But whom does function follow?

Does it follow the people constituting a space?

Or those governing it?

 

Yes, form follows function.

But while utopia wanted new men, capital wants new circuits.

While utopia imagined the future, capital imagines the absolute present.

Is there time today to follow?

 

Yes, form follows function.

But once in place, which one remains?

Which one erodes faster?

Use(r) or (infra)structure?

 

When talking with feld72 I get the impression that public space is at the same time hyper-fragile and one of the most robust continuities of human civilization. This weekend their new museum has opened its doors in Salzburg. Only for one day, though, as it is a nomadic museum: the museum for public space.

 


 

You could find it in the abandoned former Baroque Museum at Mirabellplatz. Once you entered an inconspicuous door next to the place where the Sound of Music tours start, you would not find artworks at first. Rather you would make your way through the extensive documentation of the group’s research on public spaces in Salzburg. On countless photos, texts and maps, you find the story of a Peruvian Mozart mime dressing up for his performance. A Syrian refugee who is sitting everyday at 14:00 at the same spot to wait for his bus after his German class. A Salzburger who avoids the inner city during the day, because of the tourists.

 

 

Their aim of feld72's class was not only to explore the physical public sites of the inner city, but also ‘mental maps’. This is what Michael Obrist calls the actual public space. The protocols, habits and invisible borders that different individuals and groups act out in public. What do people actually do in public? What do they avoid? How do they use what is there? The class collected observations of all kinds through the practice of “extensive hanging out”.

  

These mental maps were documented and became the point of departure for the artistic interventions of the students.

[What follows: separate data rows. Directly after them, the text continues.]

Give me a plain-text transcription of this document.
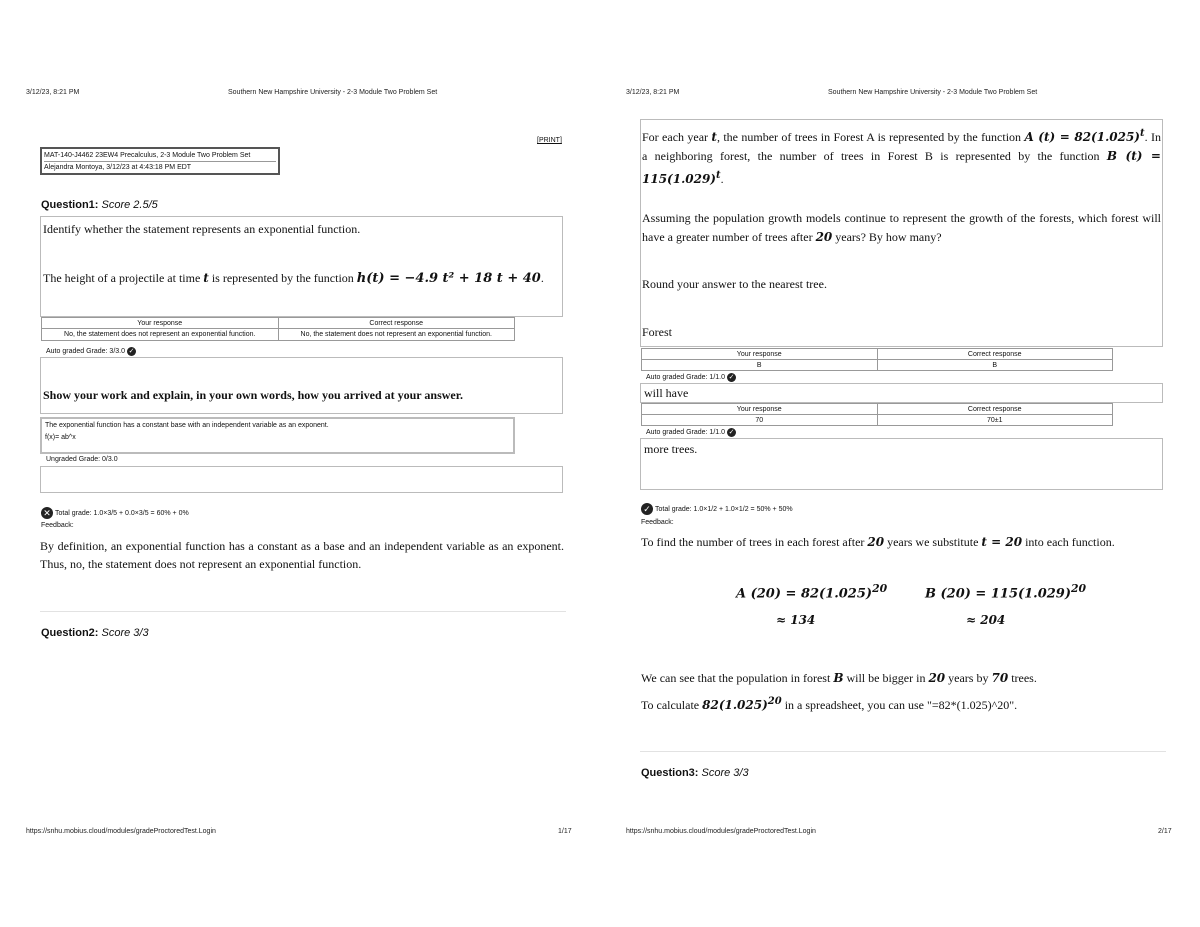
3/12/23, 8:21 PM	Southern New Hampshire University - 2-3 Module Two Problem Set
[PRINT]
MAT-140-J4462 23EW4 Precalculus, 2-3 Module Two Problem Set
Alejandra Montoya, 3/12/23 at 4:43:18 PM EDT
Question1: Score 2.5/5
Identify whether the statement represents an exponential function.
The height of a projectile at time t is represented by the function h(t) = −4.9 t² + 18 t + 40.
Your response	Correct response
No, the statement does not represent an exponential function.	No, the statement does not represent an exponential function.
Auto graded Grade: 3/3.0 ✓
Show your work and explain, in your own words, how you arrived at your answer.
The exponential function has a constant base with an independent variable as an exponent.
f(x)= ab^x
Ungraded Grade: 0/3.0
✕ Total grade: 1.0×3/5 + 0.0×3/5 = 60% + 0%
Feedback:
By definition, an exponential function has a constant as a base and an independent variable as an exponent. Thus, no, the statement does not represent an exponential function.
Question2: Score 3/3
https://snhu.mobius.cloud/modules/gradeProctoredTest.Login	1/17
3/12/23, 8:21 PM	Southern New Hampshire University - 2-3 Module Two Problem Set
For each year t, the number of trees in Forest A is represented by the function A $(t) = 82(1.025)^t$. In a neighboring forest, the number of trees in Forest B is represented by the function B $(t) = 115(1.029)^t$.
Assuming the population growth models continue to represent the growth of the forests, which forest will have a greater number of trees after 20 years? By how many?
Round your answer to the nearest tree.
Forest
Your response	Correct response
B	B
Auto graded Grade: 1/1.0 ✓
will have
Your response	Correct response
70	70±1
Auto graded Grade: 1/1.0 ✓
more trees.
✓ Total grade: 1.0×1/2 + 1.0×1/2 = 50% + 50%
Feedback:
To find the number of trees in each forest after 20 years we substitute t = 20 into each function.
A $(20) = 82(1.025)^{20}$
≈ 134
B $(20) = 115(1.029)^{20}$
≈ 204
We can see that the population in forest B will be bigger in 20 years by 70 trees.
To calculate $82(1.025)^{20}$ in a spreadsheet, you can use "=82*(1.025)^20".
Question3: Score 3/3
https://snhu.mobius.cloud/modules/gradeProctoredTest.Login	2/17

Like Mihai Teodorescu’s work Safe that also manifests with a mental map. The artist from Bucharest built a neo-light installation for Königsgässchen, a small obscure alley in the centre that lies aside the main tourist routes. 

 


“It is about different layers of security, of how one perceives it. For me it starts with a nice and cosy feeling generated by the presence of light in an otherwise dark street. It is also about the ‘Western promise’ that everything will be ok as soon as you arrive, all life questions will be answered and the future secured for a longer period of time, different from the day-to-day struggle from back home.”

 

Teodorescu’s work shows that mental maps are subjective and connect places and longings. They are psycho-topographies that show how places are connected through bodies, material and feelings: like the back alley in Salzburg with the ‘Western promise’ of a street in Bucharest.

 

Mental maps are as ephemeral as the artistic interventions of the students. They change with the people that constitute a public space. The interventions of the feld72’s class are thus only momentary manifestations of an invisible cultural and emotional infrastructure that governs how we move through cities as much as physical streets and buildings.